Nesse tipo de aliança, combinam-se fundos públicos e privados para atrair e capitalizar investimentos. Essa abordagem é baseada na premissa de que, embora o capital privado busque rentabilidade e geralmente evite risco, é possível gerir esse risco usando fundos públicos.

Para conseguir isso, empregam-se diferentes mecanismos financeiros. Doações, garantias, cobertura de primeiras perdas e assistência técnica são algumas das ferramentas utilizadas para assumir riscos que os investidores privados não estão dispostos a aceitar. Isso torna o investimento mais atraente para o setor privado, incentivando sua participação em projetos de alto impacto social.

Um exemplo concreto desse tipo de aliança foi implementado na Espanha com o Fundo Huruma, gerido pela GAWA, focado no setor agrícola na África. Nesse caso, a GAWA capta fundos de investidores privados e os canaliza para instituições microfinanceiras, empresas sociais e outras organizações que implementam os projetos.

Esse modelo arrecadou quase 120 milhões de dólares para investimentos agrícolas na África. Desse total, 80 milhões vêm de investidores privados, incentivados a participar porque a Agência Espanhola de Cooperação Internacional para o Desenvolvimento (AECID) contribui com 20 milhões para cobrir possíveis perdas, e a União Europeia adiciona outros 10 milhões para cobrir perdas adicionais e fornecer assistência técnica.
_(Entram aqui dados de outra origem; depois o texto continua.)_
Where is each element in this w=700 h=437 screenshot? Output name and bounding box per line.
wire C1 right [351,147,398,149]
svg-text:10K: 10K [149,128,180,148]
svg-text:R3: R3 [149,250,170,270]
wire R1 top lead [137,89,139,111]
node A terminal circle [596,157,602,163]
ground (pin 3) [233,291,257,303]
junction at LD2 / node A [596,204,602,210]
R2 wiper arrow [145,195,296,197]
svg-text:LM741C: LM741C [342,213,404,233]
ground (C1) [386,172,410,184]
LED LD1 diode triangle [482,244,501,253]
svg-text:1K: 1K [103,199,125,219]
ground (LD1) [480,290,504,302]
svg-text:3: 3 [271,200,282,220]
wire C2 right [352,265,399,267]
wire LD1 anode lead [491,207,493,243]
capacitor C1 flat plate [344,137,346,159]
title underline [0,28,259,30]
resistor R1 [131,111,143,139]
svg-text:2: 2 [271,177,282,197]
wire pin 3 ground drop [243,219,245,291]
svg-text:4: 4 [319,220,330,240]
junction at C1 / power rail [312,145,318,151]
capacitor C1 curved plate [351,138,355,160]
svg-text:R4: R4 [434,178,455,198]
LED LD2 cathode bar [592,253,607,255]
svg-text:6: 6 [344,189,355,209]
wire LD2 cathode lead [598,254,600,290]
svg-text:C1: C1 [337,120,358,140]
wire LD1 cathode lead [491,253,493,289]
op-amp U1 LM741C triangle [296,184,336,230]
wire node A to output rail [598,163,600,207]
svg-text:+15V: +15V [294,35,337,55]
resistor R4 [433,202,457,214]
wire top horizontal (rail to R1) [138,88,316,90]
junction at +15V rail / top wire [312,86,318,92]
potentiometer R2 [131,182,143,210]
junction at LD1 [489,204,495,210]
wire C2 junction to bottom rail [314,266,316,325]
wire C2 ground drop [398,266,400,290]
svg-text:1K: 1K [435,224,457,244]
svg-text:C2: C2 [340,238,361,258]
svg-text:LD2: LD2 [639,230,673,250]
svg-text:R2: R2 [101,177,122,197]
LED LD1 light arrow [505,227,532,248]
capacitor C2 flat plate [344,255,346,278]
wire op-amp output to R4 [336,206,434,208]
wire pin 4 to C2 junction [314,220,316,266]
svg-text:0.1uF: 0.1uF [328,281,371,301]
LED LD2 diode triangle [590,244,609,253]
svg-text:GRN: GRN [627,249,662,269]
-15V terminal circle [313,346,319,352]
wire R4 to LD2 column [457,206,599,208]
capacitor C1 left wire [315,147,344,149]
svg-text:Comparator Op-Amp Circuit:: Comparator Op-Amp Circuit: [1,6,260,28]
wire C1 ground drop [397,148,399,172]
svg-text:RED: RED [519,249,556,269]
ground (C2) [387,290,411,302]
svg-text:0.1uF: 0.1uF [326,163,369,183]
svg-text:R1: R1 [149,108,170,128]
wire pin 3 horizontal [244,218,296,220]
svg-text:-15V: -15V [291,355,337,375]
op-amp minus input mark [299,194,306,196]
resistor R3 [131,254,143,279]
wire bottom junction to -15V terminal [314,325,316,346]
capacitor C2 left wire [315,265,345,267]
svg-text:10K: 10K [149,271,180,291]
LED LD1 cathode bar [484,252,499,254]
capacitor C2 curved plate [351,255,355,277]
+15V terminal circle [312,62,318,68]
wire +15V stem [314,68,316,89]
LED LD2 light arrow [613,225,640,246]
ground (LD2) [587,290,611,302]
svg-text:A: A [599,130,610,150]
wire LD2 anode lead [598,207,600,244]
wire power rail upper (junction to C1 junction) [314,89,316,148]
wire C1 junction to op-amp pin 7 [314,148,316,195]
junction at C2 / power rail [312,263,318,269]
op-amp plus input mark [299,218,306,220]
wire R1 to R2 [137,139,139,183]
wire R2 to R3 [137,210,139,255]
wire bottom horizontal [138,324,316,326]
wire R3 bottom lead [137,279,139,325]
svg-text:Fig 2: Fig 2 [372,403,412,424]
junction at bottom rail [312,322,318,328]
Essa estrutura assegura que os projetos funcionem corretamente e reduz o risco para os investidores privados.

O conceito pode ser aplicado em menor escala. A ideia principal é usar fundos públicos para mitigar o risco, de modo que se possa atrair capital privado, conseguindo assim um financiamento mais eficaz e sustentável para projetos que de outra forma não receberiam investimentos significativos.

Explorar essas vias alternativas de financiamento requer uma mudança de mentalidade. As organizações devem ser criativas, inovadoras e pacientes. A transição para esses novos modelos de financiamento não é simples, mas é necessária para assegurar a sustentabilidade e a independência das organizações sociais.

Chaves para Acessar o Financiamento Alternativo

Quais são os critérios que devem ser cumpridos para acessar essas novas formas de financiamento? Listamos os mais importantes:

  • Ter um claro impacto social e ambiental.
  • Apresentar um modelo financeiramente viável e escalável.
  • Demonstrar a sustentabilidade do projeto além do financiamento inicial.
  • Incorporar inovação no design e execução do projeto.
  • Medir e avaliar o impacto social rigorosamente.

Uma Mudança de Mentalidade Necessária

Explorar essas vias alternativas de financiamento requer uma mudança de mentalidade. As organizações devem ser criativas, inovadoras e pacientes. A transição para esses novos modelos de financiamento não é fácil, mas é necessária para garantir a sustentabilidade e a independência das organizações sociais. É crucial que as ONGs desenvolvam projetos escaláveis, sustentáveis e inovadores, com um claro impacto social e ambiental, para atrair os novos tipos de investidores.

O dinheiro está aí fora, esperando para ser canalizado para as causas que mais precisam. Com a estratégia certa, as organizações sociais podem abrir novas vias de financiamento que não só garantirão sua sobrevivência, mas também potencializarão sua capacidade de transformar o mundo.